Monday, November 27, 2006

Nature's Embrace


Taken in Indiana this weekend.

Friday, November 24, 2006

My first Thursday Thirteen


I had a weird dream last night. It was probably triggered by the war novel I was reading just before bedtime. The highlight was that I was living in a war-torn country and had to flee to the mountains to avoid shelling. I packed the necessary food items, and what bedding and clothes I could carry (all were in short supply due to looting), but was upset because my digital camera could not be located. I’m glad I had my priorities straight.

I’m going to try a Thursday Thirteen, although the details of establishing the links seem confusing. If all those other bloggers can do it, maybe I can too.

Thirteen dreams I have (in no particular order):
1. Take my kids backpacking for the first time.
2. Study psychoanalysis formally.
3. Learn a new foreign language.
4. Learn to manage my temper better.
5. Have something I wrote published.
6. Write my memoirs.
7. Be healthy enough in my old age to play and travel with my grandchildren.
8. Learn more about my roots.
9. Retire (when the time comes) but keep a small private practice going.
10. Own a house in Provence.
11. Go on Sabbatical to a foreign country.
12. Go on an archaeological dig.
13. Hike the entire Pacific Crest Trail.

Thursday, October 26, 2006

Night trees


Submitted to Lens Day--topic "night".
Since I don't have a tripod, I had to prop my camera on a concrete lamp post and set the timer.
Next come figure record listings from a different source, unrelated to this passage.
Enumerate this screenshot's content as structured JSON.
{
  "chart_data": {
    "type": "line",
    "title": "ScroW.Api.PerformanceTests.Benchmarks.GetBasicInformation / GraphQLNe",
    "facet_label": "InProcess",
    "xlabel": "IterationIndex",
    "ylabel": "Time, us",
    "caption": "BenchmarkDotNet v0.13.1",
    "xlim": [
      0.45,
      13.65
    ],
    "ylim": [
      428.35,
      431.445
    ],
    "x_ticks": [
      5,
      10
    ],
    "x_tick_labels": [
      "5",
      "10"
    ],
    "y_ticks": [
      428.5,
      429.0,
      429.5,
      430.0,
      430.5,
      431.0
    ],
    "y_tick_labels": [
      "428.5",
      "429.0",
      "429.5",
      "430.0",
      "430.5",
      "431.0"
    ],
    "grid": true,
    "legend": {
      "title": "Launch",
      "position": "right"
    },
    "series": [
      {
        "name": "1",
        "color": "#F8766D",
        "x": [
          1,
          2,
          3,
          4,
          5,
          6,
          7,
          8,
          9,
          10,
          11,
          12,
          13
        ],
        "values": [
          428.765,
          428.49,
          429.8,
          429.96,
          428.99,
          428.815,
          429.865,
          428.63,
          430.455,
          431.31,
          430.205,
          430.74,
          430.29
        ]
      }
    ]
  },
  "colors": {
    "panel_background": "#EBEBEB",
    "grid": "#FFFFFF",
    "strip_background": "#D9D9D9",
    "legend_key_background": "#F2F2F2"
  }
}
The exposure may have run as long as 8 seconds by my count.

Friday, October 13, 2006

PhotoFriday--Destruction









To continue the weather theme--on October 9 we had quite a storm here in Chicago. Estimates I read stated that 3000 trees were down. One suburb likely had microbursts (something like a mini-tornado). In my neighborhood, there were down trees or large limbs on nearly every block. Nothing too impressive for the "destruction" theme but I thought I'd post this just for fun. It is sad to see all these beautiful trees gone.

Thursday, August 31, 2006

Tree in Bryce Canyon


Tree in Bryce Canyon
Originally uploaded by skron.
I did take this picture a few days ago. Bryce Canyon has to rate as one of the world's most beautiful places. More on how I spent my summer vacation (officially over next week) in later posts.
For now, I hope you enjoy the picture.